Жена журавля

Вот этого я никогда не пойму. Неспособность людей видеть себя отчетливо. Видеть то, чем они являются на самом деле, а вовсе не то, на что они боятся походить или, наоборот, походить мечтают. Почему вам никогда не хватает того, кто вы есть?

Бумажные книги он любил с той же страстью, какую другие питают к лошадям, вину или прогрессивному року. К электронным книгам он так и не привык, ибо в них книга сокращалась до размеров компьютерного файла, а компьютерный файл — продукт для временного использования, и к тому же ни когда не принадлежит тебе одному.

Ей все время казалось, будто она родилась с каким-то едва ощутимым изъяном — где-то глубоко внутри, — изъяном, который слишком стыдно показывать кому-либо еще, и вокруг которого она всю жизнь выстраивала некий защитный панцирь, дабы никто ничего не заметил. И со временем панцирь стал ею самой — это было неизбежно, — только она никогда не признавала этого факта, хотя от такого признания ей, возможно, и стало бы легче. Ведь настоящую правду о себе — о том, что внутри у нее что-то немного не так, — знает только она одна, и никто никогда не должен этой правды увидеть. Ведь если не это — она настоящая, то что же тогда? Глубоко внутри она сломана, неисправна, и вся ее жизнь — бесконечная попытка сделать так, чтобы этого никто не заметил.

Он взял ее за руку с нежностью, ранящей сильнее любых жестокостей какой бы то ни было драки:

— Ты борешься с ненавистью к самой себе, все это замечают, и ты очень стараешься, переключая ее лишь на тех людей, у которых, как ты надеешься, достаточно сил с этим справиться. Это я понимаю. Я сам такой же. Это тяжело, но можно перенести, если твоя любовь ко мне сильней, чем ненависть. Но однажды баланс уже сместился в другую сторону, и я не думаю, что это можно исправить.

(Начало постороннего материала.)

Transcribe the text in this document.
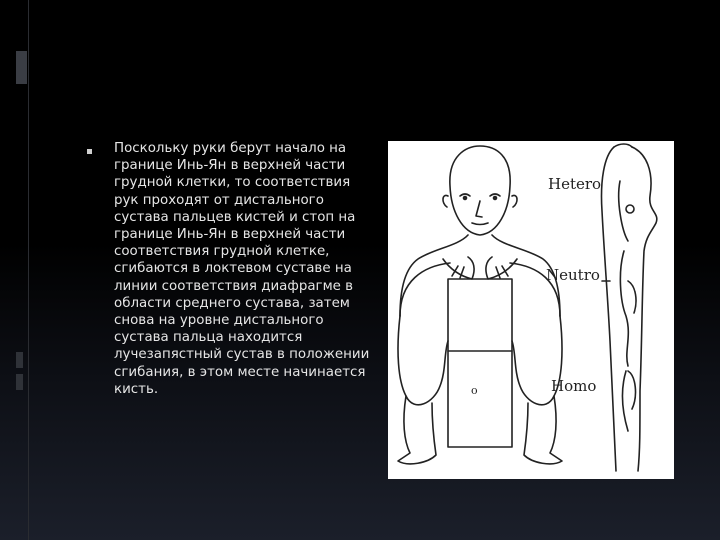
Поскольку руки берут начало на границе Инь-Ян в верхней части грудной клетки, то соответствия рук проходят от дистального сустава пальцев кистей и стоп на границе Инь-Ян в верхней части соответствия грудной клетке, сгибаются в локтевом суставе на линии соответствия диафрагме в области среднего сустава, затем снова на уровне дистального сустава пальца находится лучезапястный сустав в положении сгибания, в этом месте начинается кисть.

Hetero
Neutro
Homo
o
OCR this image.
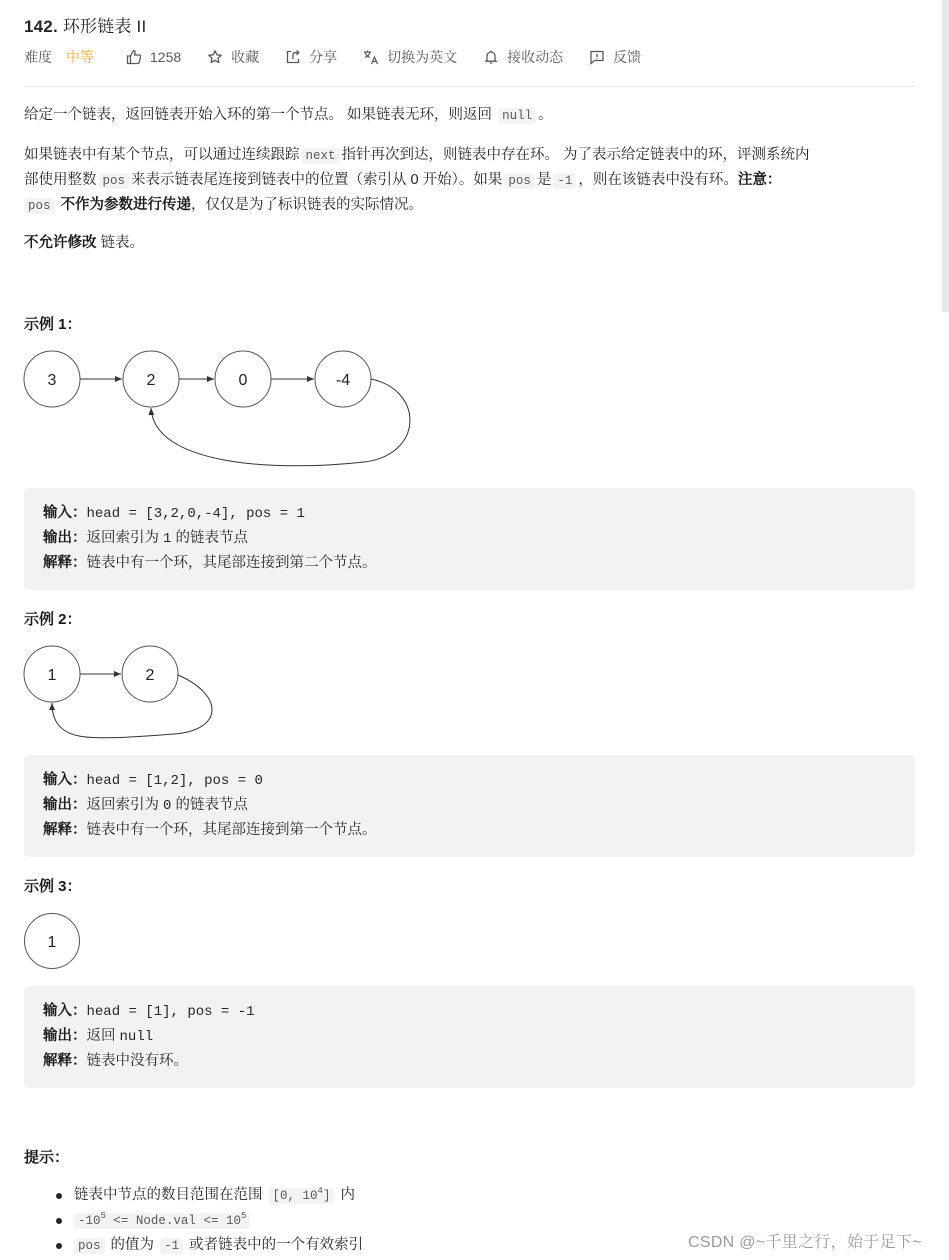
142. 环形链表 II
难度 中等	1258	收藏	分享	切换为英文	接收动态	反馈

给定一个链表，返回链表开始入环的第一个节点。 如果链表无环，则返回 null 。

如果链表中有某个节点，可以通过连续跟踪 next 指针再次到达，则链表中存在环。 为了表示给定链表中的环，评测系统内
部使用整数 pos 来表示链表尾连接到链表中的位置（索引从 0 开始）。如果 pos 是 -1 ，则在该链表中没有环。注意：
pos 不作为参数进行传递，仅仅是为了标识链表的实际情况。

不允许修改 链表。

示例 1：
3	2	0	-4
输入：head = [3,2,0,-4], pos = 1
输出：返回索引为 1 的链表节点
解释：链表中有一个环，其尾部连接到第二个节点。
示例 2：
1	2
输入：head = [1,2], pos = 0
输出：返回索引为 0 的链表节点
解释：链表中有一个环，其尾部连接到第一个节点。
示例 3：
1
输入：head = [1], pos = -1
输出：返回 null
解释：链表中没有环。
提示：
链表中节点的数目范围在范围 [0, $10^4$] 内
$-10^5$ <= Node.val <= $10^5$
pos 的值为 -1 或者链表中的一个有效索引	CSDN @~千里之行，始于足下~
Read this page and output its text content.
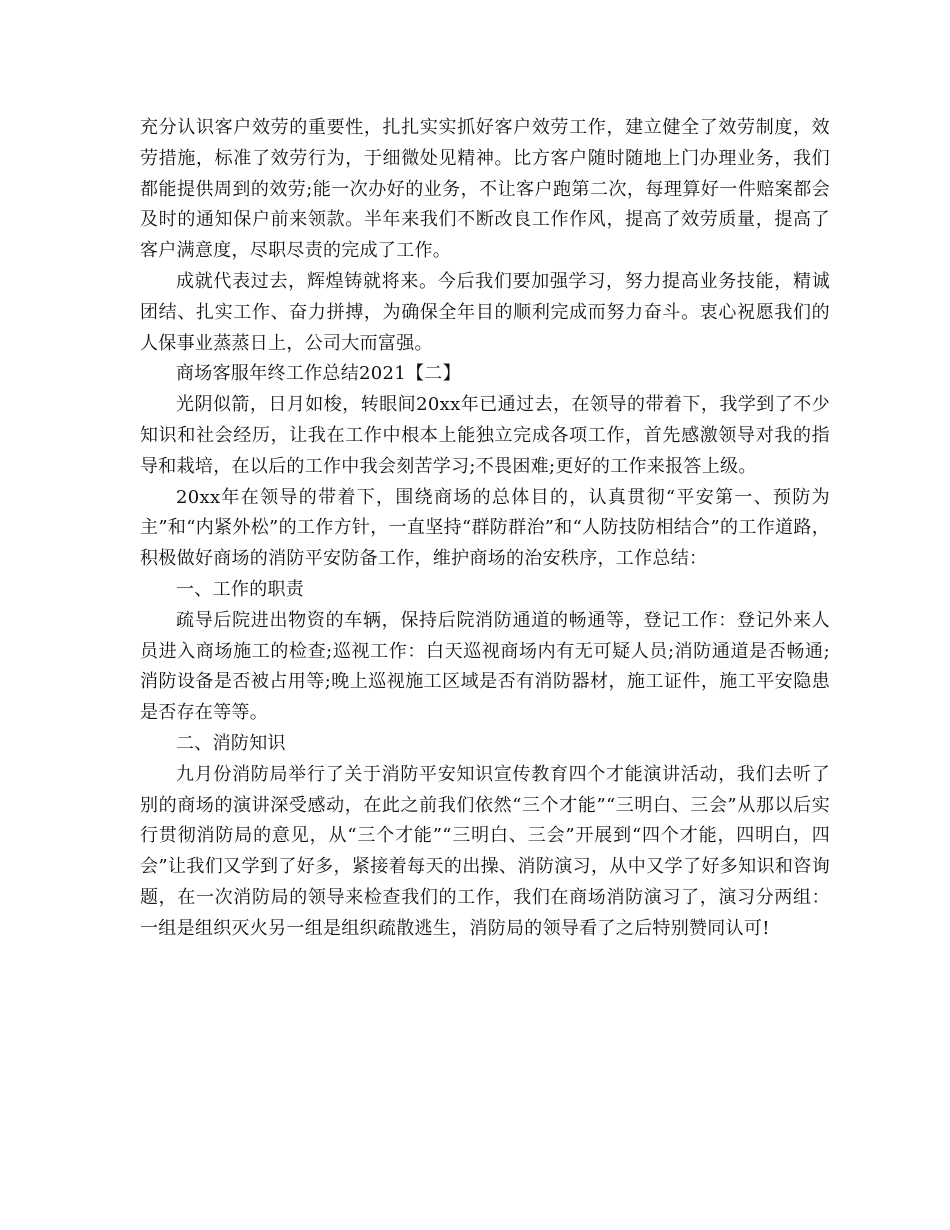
充分认识客户效劳的重要性，扎扎实实抓好客户效劳工作，建立健全了效劳制度，效劳措施，标准了效劳行为，于细微处见精神。比方客户随时随地上门办理业务，我们都能提供周到的效劳;能一次办好的业务，不让客户跑第二次，每理算好一件赔案都会及时的通知保户前来领款。半年来我们不断改良工作作风，提高了效劳质量，提高了客户满意度，尽职尽责的完成了工作。

成就代表过去，辉煌铸就将来。今后我们要加强学习，努力提高业务技能，精诚团结、扎实工作、奋力拼搏，为确保全年目的顺利完成而努力奋斗。衷心祝愿我们的人保事业蒸蒸日上，公司大而富强。

商场客服年终工作总结2021【二】

光阴似箭，日月如梭，转眼间20xx年已通过去，在领导的带着下，我学到了不少知识和社会经历，让我在工作中根本上能独立完成各项工作，首先感激领导对我的指导和栽培，在以后的工作中我会刻苦学习;不畏困难;更好的工作来报答上级。

20xx年在领导的带着下，围绕商场的总体目的，认真贯彻“平安第一、预防为主”和“内紧外松”的工作方针，一直坚持“群防群治”和“人防技防相结合”的工作道路，积极做好商场的消防平安防备工作，维护商场的治安秩序，工作总结：

一、工作的职责

疏导后院进出物资的车辆，保持后院消防通道的畅通等，登记工作：登记外来人员进入商场施工的检查;巡视工作：白天巡视商场内有无可疑人员;消防通道是否畅通;消防设备是否被占用等;晚上巡视施工区域是否有消防器材，施工证件，施工平安隐患是否存在等等。

二、消防知识

九月份消防局举行了关于消防平安知识宣传教育四个才能演讲活动，我们去听了别的商场的演讲深受感动，在此之前我们依然“三个才能”“三明白、三会”从那以后实行贯彻消防局的意见，从“三个才能”“三明白、三会”开展到“四个才能，四明白，四会”让我们又学到了好多，紧接着每天的出操、消防演习，从中又学了好多知识和咨询题，在一次消防局的领导来检查我们的工作，我们在商场消防演习了，演习分两组：一组是组织灭火另一组是组织疏散逃生，消防局的领导看了之后特别赞同认可!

Ни в тебе, ни во мне.

Смертельно раненная птица и он — в замерзшем садике на заднем дворе, словно в границах единственной вселенной, которую он знает. В таких-то местах порой и ощущаешь вечность...

Там, где нет места для тяжести или боли, мягкость не имеет смысла.

Аманда откинулась назад — без обеда, без кофе, без сил, — и вновь на глаза наворачивались слезы, слезы ярости, оттого что весь мир, похоже, разваливался на части, причем безо всякой на то причины, хотя ничего на свете не изменилось, кроме разве какой-то мелочи, которую она даже не смогла бы назвать, но которая отняла у нее то, что она считала собственной жизнью, и зашвырнула все это на высоченную гору, чтобы ей пришлось карабкаться туда — и в итоге обнаружить, что впереди лишь очередная гора, еще выше, и так с ней будет всегда, пока она жива на этом гребаном белом свете, и если это действительно так, то какой вообще в этом смысл — да и есть ли он, черт бы его побрал?

Порой излишняя несправедливость к кому-нибудь так увлекательна.

— Ладно, я перестаю умолять тебя не реветь. Возможно, эти слезы тебя исцеляют.

— Только не эти. Это слезы злости.

— Ну что ж, милая, если тебе это поможет, я твой друг навсегда.

— Ох, пап. Ты же знаешь, что это не считается.

— Я действительно изгой. Думала, вырасту — что-то изменится, но...

— Умные люди часто чувствуют себя изгоями, родная.

— Возможно. Только что за радость быть умным, если ты произносишь слова, а никто не понимает, что они означают?